The only United captain in the first half of the century to get his hands on the league championship (1908 & 1911) and the FA Cup (1909).

Upset the FA for wearing short shorts when they ordered that they should cover the knees.

CHARLES ROBERTS (1883 - 1939)

Charlie Roberts was born at 12 Fry Street, Darlington. He left elementary school at the age of twelve in 1895 and for six years worked as a mill furnaceman in a local ironworks. Roberts also made a reputation in local football and by the age of seventeen was playing for Darlington St Augustine's in the Northern League. By 1902-3 he had moved on to Bishop Auckland and after playing for the league against the Northern Alliance on 14 April was one of three 'Bishops' players to be transferred to Grimsby Town. He played for the Mariners for one season in the second division before joining Manchester United for a fee of £400.

This was a propitious moment to be joining United and not simply because the club was promoted to the first division in his second season (1905-6). The club had gone into liquidation in 1902 but had been rescued and was in the process of being transformed by a Manchester brewer, J. H. Davies. His money helped United to win the championship of the first division in 1907-8, the FA cup in 1908-9, and the league championship again in 1910-11. Suddenly Manchester United were among the leading group of clubs in English football. By 1910 they had moved to a modern stadium at Old Trafford.

These were the early years of the maximum wage for English professionals, in 1910, £4 per week, and the retain and transfer system. There were also growing crowds and newspaper interest. Some of the leading players were unhappy that they could not take advantage of an apparently favourable market to earn more. An association football players' union was set up in 1907 which provoked the football employers, who saw the commercial game not as a business but as a sport in which unions had no part.

Charlie Roberts was not only one of the most outstanding footballers of the pre-1914 generation but a militant fighter for the rights of the professional player. His strong character and determination made him a formidable opponent both on and off the field. He was an energetic member of the committee of the union, which briefly confronted the football establishment, and remained an activist until the early 1930s. On returning for pre-season training in 1909, the players of Manchester United were locked out of the ground for refusing to leave the union and Roberts had a famous team photograph taken entitled The Outcasts. He was very bitter when the dispute was lost and used the new Football Players' Magazine to berate the players for the failure of so many of them to see the need for collective bargaining:

"I know of no class of workpeople less able to look after themselves than footballers; they are like a lot of sheep ... You are forever asking 'what can the Union do for me?' The Union stands for those in need of help.
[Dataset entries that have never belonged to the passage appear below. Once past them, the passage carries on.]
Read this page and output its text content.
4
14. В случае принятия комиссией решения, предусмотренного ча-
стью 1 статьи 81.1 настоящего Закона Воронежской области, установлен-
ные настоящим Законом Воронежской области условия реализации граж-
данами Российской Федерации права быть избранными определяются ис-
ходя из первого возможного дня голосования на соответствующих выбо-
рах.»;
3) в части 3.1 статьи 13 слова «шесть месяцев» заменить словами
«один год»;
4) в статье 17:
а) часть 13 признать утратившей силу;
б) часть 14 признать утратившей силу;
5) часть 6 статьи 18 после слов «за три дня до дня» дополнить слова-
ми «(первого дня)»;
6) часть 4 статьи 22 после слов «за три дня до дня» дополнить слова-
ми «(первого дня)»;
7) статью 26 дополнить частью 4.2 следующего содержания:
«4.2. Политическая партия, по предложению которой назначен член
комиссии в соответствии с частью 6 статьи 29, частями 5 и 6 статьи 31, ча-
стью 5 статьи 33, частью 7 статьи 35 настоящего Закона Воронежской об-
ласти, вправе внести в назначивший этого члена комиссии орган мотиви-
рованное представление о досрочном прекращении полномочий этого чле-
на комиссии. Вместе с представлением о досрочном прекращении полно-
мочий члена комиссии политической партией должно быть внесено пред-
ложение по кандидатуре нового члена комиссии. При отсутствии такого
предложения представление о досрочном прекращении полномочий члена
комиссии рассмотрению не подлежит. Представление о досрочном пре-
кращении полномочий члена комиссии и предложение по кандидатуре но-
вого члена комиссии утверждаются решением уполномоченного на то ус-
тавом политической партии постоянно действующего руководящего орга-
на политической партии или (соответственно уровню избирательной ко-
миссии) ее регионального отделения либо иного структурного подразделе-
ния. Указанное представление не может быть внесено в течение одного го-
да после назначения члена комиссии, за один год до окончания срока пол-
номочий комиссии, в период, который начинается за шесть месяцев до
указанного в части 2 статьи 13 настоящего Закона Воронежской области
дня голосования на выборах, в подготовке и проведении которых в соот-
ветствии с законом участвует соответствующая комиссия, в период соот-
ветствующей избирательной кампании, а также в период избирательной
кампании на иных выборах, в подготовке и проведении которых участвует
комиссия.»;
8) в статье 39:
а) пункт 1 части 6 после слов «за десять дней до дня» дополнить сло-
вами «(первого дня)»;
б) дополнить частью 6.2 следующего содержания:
If you don't need it, don't you think you ought to support it in the interests of those who do ?" (Football Players' Magazine, 3, 16 April 1914)
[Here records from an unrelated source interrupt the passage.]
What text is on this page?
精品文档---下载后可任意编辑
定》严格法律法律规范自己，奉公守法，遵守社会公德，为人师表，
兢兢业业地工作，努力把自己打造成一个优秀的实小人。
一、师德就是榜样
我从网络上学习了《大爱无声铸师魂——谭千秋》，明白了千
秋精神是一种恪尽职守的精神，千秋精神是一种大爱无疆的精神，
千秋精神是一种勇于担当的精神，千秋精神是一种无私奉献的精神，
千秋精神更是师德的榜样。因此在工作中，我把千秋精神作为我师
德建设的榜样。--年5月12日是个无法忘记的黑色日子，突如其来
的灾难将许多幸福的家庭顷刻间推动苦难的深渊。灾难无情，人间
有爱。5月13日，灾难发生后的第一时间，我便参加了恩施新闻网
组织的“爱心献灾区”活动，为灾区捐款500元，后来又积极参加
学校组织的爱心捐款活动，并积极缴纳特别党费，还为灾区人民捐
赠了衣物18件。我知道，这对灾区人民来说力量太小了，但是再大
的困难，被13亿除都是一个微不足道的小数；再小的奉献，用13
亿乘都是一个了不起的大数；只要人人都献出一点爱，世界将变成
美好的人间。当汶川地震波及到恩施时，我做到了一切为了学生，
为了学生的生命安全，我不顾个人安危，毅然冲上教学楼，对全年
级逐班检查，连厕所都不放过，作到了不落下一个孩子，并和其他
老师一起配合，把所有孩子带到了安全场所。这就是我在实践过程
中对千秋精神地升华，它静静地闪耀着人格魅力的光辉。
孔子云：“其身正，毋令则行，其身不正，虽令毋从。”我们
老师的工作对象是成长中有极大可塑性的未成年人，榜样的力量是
Roberts was an attacking centre half and was nicknamed Jack Johnson in his prime, because of his power and fearlessness. Roberts played in all three of the home internationals in 1905 but never appeared again for England. Billy Wedlock was a formidable rival for the centre half position, but some commentators thought that the blunt speech of Roberts and his union activities may have counted against him. In all he played 299 league and cup games for United, mostly as captain, before being transferred to Oldham Athletic in August 1913 for £1750. Under his captaincy Athletic almost won the first division in 1915. He was to be the club's manager for a couple of years in the 1920s.

He failed as a Conservative candidate in local elections in Manchester, but did succeed in business and Charlie Roberts (Tobacconists), by the late 1960s employed a staff of one hundred.
He sold a locally produced brand of cigarettes at his tobacconist shop called Ducrobel - named after the old United half back line of Duckworth Roberts and Bell.

Charlie is remembered by a commemorative plaque on the redeveloped shop-fronts in Ashton New Road depicting a footballer in full flight.